In some cases load spikes are normal for the business. In this case the user CPU spikes, VMstat sees an increase in the R column, tsar — load-i1-L sees an increase in RUNq, Looking at proc/pid/schedstats you might see that the second number, sched delay, increases very quickly.

Four root cause analysis

1 RUNNABLE Load Surge analysis

As mentioned above, this situation, usually due to increased business volume, is normal, but it can also be caused by business code bugs, such as long loops or even dead loops. In either case, you can usually find the cause through hotspot analysis, or ON CPU analysis. There are many tools on CPU analysis, such as The Ali-Diagnose Perf developed by Ali.

2 UNINTERRUPTIBLE load surge analysis

UNINTERRUPTIBLE means waiting, so if we find out where we’re waiting, we’ll basically know why.

Find UNINTERRUPTIBLE state processes

UNINTERRUPTIBLE, also known as the D state, is described below. There are some simple tools that count the number of d-state processes, and a more complex tool that outputs the call chain of d-state processes, called stack. Such tools typically fetch numbers from the proc file system provided by the kernel.

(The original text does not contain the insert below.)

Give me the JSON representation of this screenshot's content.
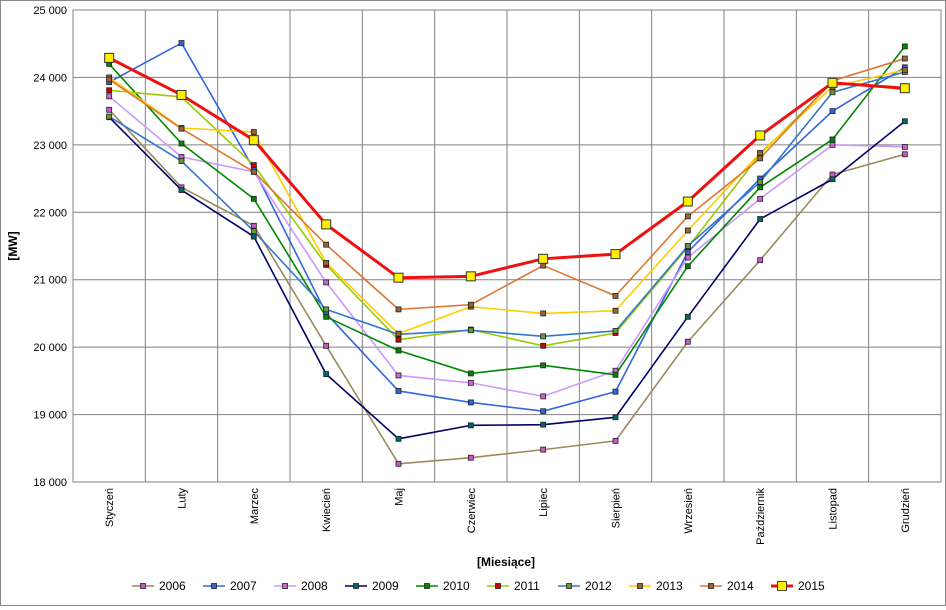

${pid}/stat /proc/pid/stat /proc/pid/stat /proc/pid/ task/${pid}/stat

The third field is the state of the task. Then look at the /proc/${pid}/stack file to see where the task is waiting. Such as:

However, sometimes the task in the D state is not fixed, which leads to the failure to capture the D state or the inaccurate capture of the stack. That’s where the other big trick comes in: delayed analysis.

Delay analysis

Delay analysis needs to go deep into the kernel and take the number of buried points on the kernel path. So the essence of this kind of tool is kernel probe, including SystemTap, KProbe, EBPF and so on. But probe technology must combine knowledge and experience to make it a useful tool. The Ali-Diagnose diagnose runs various delay analyses, including IRq_delay, sys_delay, sched_delay, io_delay, and load-monitor.

Five summarizes

The Linux kernel is a complex and concurrent system with complex module relationships. In the case of load, however, you can always find the root cause by analyzing both runnable task and uninterruptible Task.